Support, absolute continuity and harmonic moments of fixed points of the multivariate smoothing transform
Jianzhang Mei, Quansheng Liu
TL;DR
This work analyzes fixed points $Z$ of the multivariate smoothing transform with nonnegative random matrices, exploring three key properties: exact support, absolute continuity, and negative harmonic moments. The authors develop a unified framework for both i.i.d. and non-i.i.d. coefficient structures, establishing precise support descriptions via Perron–Frobenius data and cover-sets, proving absolute continuity under a non-degeneracy condition and dimension requirements, and deriving a sharp negative-moment threshold determined by the spectral property $\tilde{\kappa}(-a)$ and $\mathbb{P}(N=1)$. The methods blend probabilistic fixed-point analysis with operator-theoretic and geometric tools (including non-arithmeticity, PF theory, and CD-type support decompositions), yielding results that extend one-dimensional Mandelbrot-cascade insights to the multidimensional setting.
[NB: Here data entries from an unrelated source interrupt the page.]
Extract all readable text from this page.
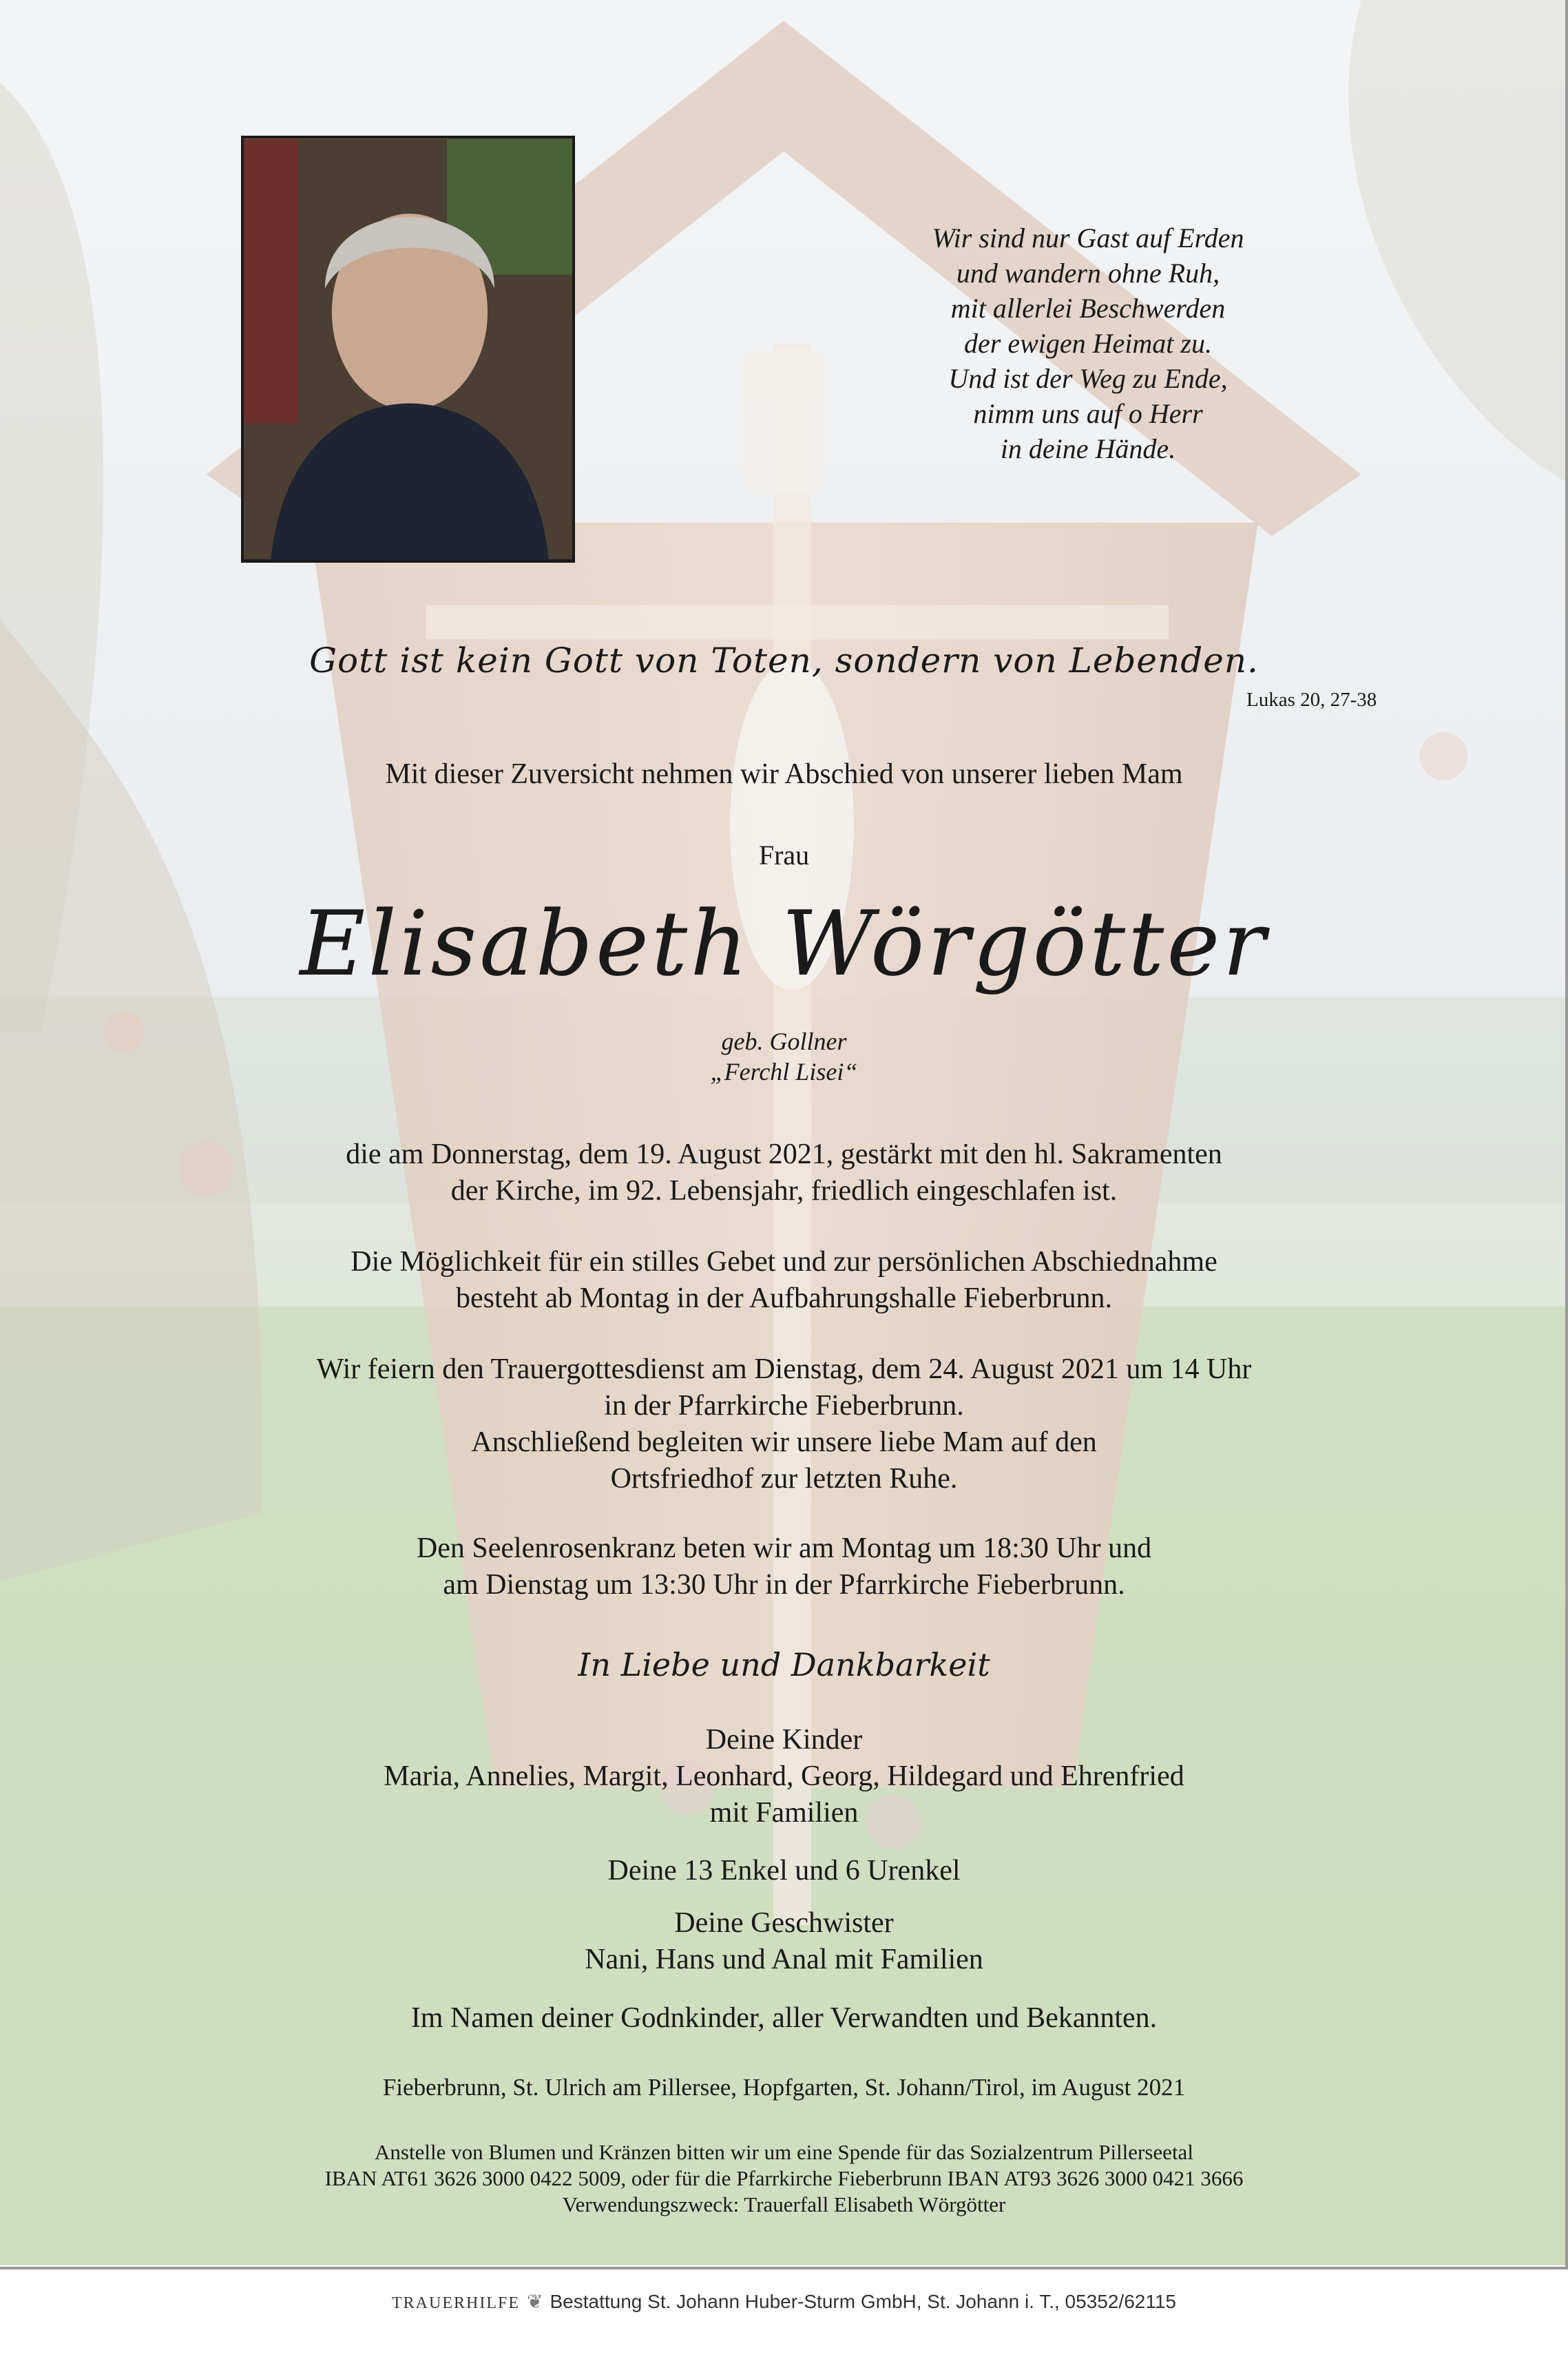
Wir sind nur Gast auf Erden

und wandern ohne Ruh,

mit allerlei Beschwerden

der ewigen Heimat zu.

Und ist der Weg zu Ende,

nimm uns auf o Herr

in deine Hände.

Gott ist kein Gott von Toten, sondern von Lebenden.
Lukas 20, 27-38
Mit dieser Zuversicht nehmen wir Abschied von unserer lieben Mam
Frau
Elisabeth Wörgötter
geb. Gollner
„Ferchl Lisei“

die am Donnerstag, dem 19. August 2021, gestärkt mit den hl. Sakramenten

der Kirche, im 92. Lebensjahr, friedlich eingeschlafen ist.

Die Möglichkeit für ein stilles Gebet und zur persönlichen Abschiednahme

besteht ab Montag in der Aufbahrungshalle Fieberbrunn.

Wir feiern den Trauergottesdienst am Dienstag, dem 24. August 2021 um 14 Uhr

in der Pfarrkirche Fieberbrunn.

Anschließend begleiten wir unsere liebe Mam auf den

Ortsfriedhof zur letzten Ruhe.

Den Seelenrosenkranz beten wir am Montag um 18:30 Uhr und

am Dienstag um 13:30 Uhr in der Pfarrkirche Fieberbrunn.

In Liebe und Dankbarkeit

Deine Kinder

Maria, Annelies, Margit, Leonhard, Georg, Hildegard und Ehrenfried

mit Familien

Deine 13 Enkel und 6 Urenkel

Deine Geschwister

Nani, Hans und Anal mit Familien

Im Namen deiner Godnkinder, aller Verwandten und Bekannten.

Fieberbrunn, St. Ulrich am Pillersee, Hopfgarten, St. Johann/Tirol, im August 2021
Anstelle von Blumen und Kränzen bitten wir um eine Spende für das Sozialzentrum Pillerseetal
IBAN AT61 3626 3000 0422 5009, oder für die Pfarrkirche Fieberbrunn IBAN AT93 3626 3000 0421 3666
Verwendungszweck: Trauerfall Elisabeth Wörgötter
TRAUERHILFE ❦ Bestattung St. Johann Huber-Sturm GmbH, St. Johann i. T., 05352/62115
Together, these contributions illuminate the density and tail behavior of fixed points and provide practical criteria for both the existence of densities and the finiteness of negative moments, with implications for applications in kinetic models and branching processes in random environments.
Abstract
Consider the multivariate smoothing transform fixed-point equation: $η=$ law of $ \sum_{i=1}^N A_i Z_i$, where $N \geq 0$ is a random integer, $(A_i)_{i \geq 1}$ are $d \times d$ random nonnegative matrices, $(Z_i)_{i \geq 1}$ is a sequence of $\mathbb{R}_+^d$-valued random variables independent of $(N, A_1, A_2, \cdots)$, and all $Z_i$ have the same law $η$. For each fixed point $η$, under suitable conditions, we describe its support, establish its absolute continuity, and prove the existence of its harmonic moments.